There’s no doubt about it; Italy is an incredible location for a wedding. You’d be in good company too — George Clooney and Amal Alamuddin got hitched in Venice, John Legend and Chrissy Tiegan by Lake Como and Kim Kardashian became Mrs West in Florence.
But wedding planning can also be complicated, so we’ve compiled some of our favourite tips to help the process run as smoothly as possible.
Forget About the Location
…just for a moment. The Italian regions are quite varied, but there are some striking similarities between them. Tuscany and Umbria are like sisters, only Umbria is far cheaper. You could get Tuscany experience but at a smaller price tag — which means extra money in the pot for some of those additional wedding luxuries. The Italian Lake also provide a breathtakingly stunning backdrop for wedding photos.
Go on a Weekend Break
Planning a wedding abroad is an excellent excuse for a weekend break (or two). For research purposes, obvious. The trip is also a good time to scope out some of the local suppliers who you want to involve in your big day; from cake makers to florists, make up artists to caterers.
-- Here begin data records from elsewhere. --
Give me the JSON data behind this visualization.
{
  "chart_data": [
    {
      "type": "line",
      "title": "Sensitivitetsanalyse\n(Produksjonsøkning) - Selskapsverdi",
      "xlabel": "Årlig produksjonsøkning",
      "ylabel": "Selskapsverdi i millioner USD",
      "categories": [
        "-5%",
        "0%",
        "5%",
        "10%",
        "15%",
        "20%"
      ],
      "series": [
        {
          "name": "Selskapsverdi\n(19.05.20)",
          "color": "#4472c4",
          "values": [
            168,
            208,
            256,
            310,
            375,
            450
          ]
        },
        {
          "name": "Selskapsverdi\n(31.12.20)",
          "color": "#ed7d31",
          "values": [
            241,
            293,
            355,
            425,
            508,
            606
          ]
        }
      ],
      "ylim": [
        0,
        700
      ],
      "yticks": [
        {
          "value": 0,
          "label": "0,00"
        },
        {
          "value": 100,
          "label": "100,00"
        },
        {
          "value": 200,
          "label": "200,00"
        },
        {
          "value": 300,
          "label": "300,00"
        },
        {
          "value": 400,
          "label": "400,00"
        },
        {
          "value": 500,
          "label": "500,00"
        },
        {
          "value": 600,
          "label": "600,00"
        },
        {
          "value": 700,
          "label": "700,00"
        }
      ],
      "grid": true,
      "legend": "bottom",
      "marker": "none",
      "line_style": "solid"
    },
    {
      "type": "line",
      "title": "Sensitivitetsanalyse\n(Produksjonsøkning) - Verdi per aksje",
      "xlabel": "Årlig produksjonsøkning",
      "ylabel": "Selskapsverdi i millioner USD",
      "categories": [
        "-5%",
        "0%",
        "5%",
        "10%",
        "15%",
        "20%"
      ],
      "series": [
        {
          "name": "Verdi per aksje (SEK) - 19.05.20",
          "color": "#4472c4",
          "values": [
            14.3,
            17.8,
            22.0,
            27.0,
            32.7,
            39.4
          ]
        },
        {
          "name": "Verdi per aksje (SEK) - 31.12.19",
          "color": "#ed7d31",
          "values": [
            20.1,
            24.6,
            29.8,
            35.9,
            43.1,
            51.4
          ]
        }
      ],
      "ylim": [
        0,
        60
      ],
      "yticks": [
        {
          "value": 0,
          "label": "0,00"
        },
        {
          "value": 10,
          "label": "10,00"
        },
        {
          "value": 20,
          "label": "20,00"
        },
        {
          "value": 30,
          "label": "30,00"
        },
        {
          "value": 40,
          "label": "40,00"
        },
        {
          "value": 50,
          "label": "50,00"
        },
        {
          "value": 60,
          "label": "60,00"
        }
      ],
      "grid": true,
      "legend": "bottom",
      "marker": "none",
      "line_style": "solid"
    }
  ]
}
You can also book a local guide to help you scope out potential venues and give you valuable local insight which you won’t find elsewhere.
Hire a Wedding Planner
Planning a wedding can be stressful, let alone hundreds — if not thousands — of miles away from where you live. Getting a wedding planner to assist from the outset will help you remain calm, safe in the knowledge that your big day is being taken care of.
Get Your Paperwork Sorted
The legalities of getting married in Italy can be complicated if you’re not a resident; you’ll need to present your documentation at least four days before your wedding (but not too far in advance, as some authorities want it reasonably close to your wedding date). However, don’t be too organised and make any name changes ahead of your travelling — all of your documents are expected to match.
…or just have a celebration in Italy instead
Because of the complicated red tape around organising a legal ceremony, many couples opt to get married in their home country and have a simple celebrant-led ceremony in Italy. One advantage to this is that the ceremony can be tailored so that it’s far more personal to the happy couple.
Plan around the seasons
The winter months in Italy can be pretty harsh, which is why the May to September months are the most popular months for weddings. But if you want to go off-season, you can get some great deals — even if you have to head inside if the weather turns against you.
Each region has its own distinct traditions, food and sub-culture. For a truly unique experience, embrace these as part of your plans — whether its staying in a trullo in Puglia, truffle hunting in Tuscany or sampling local wines in Veneto.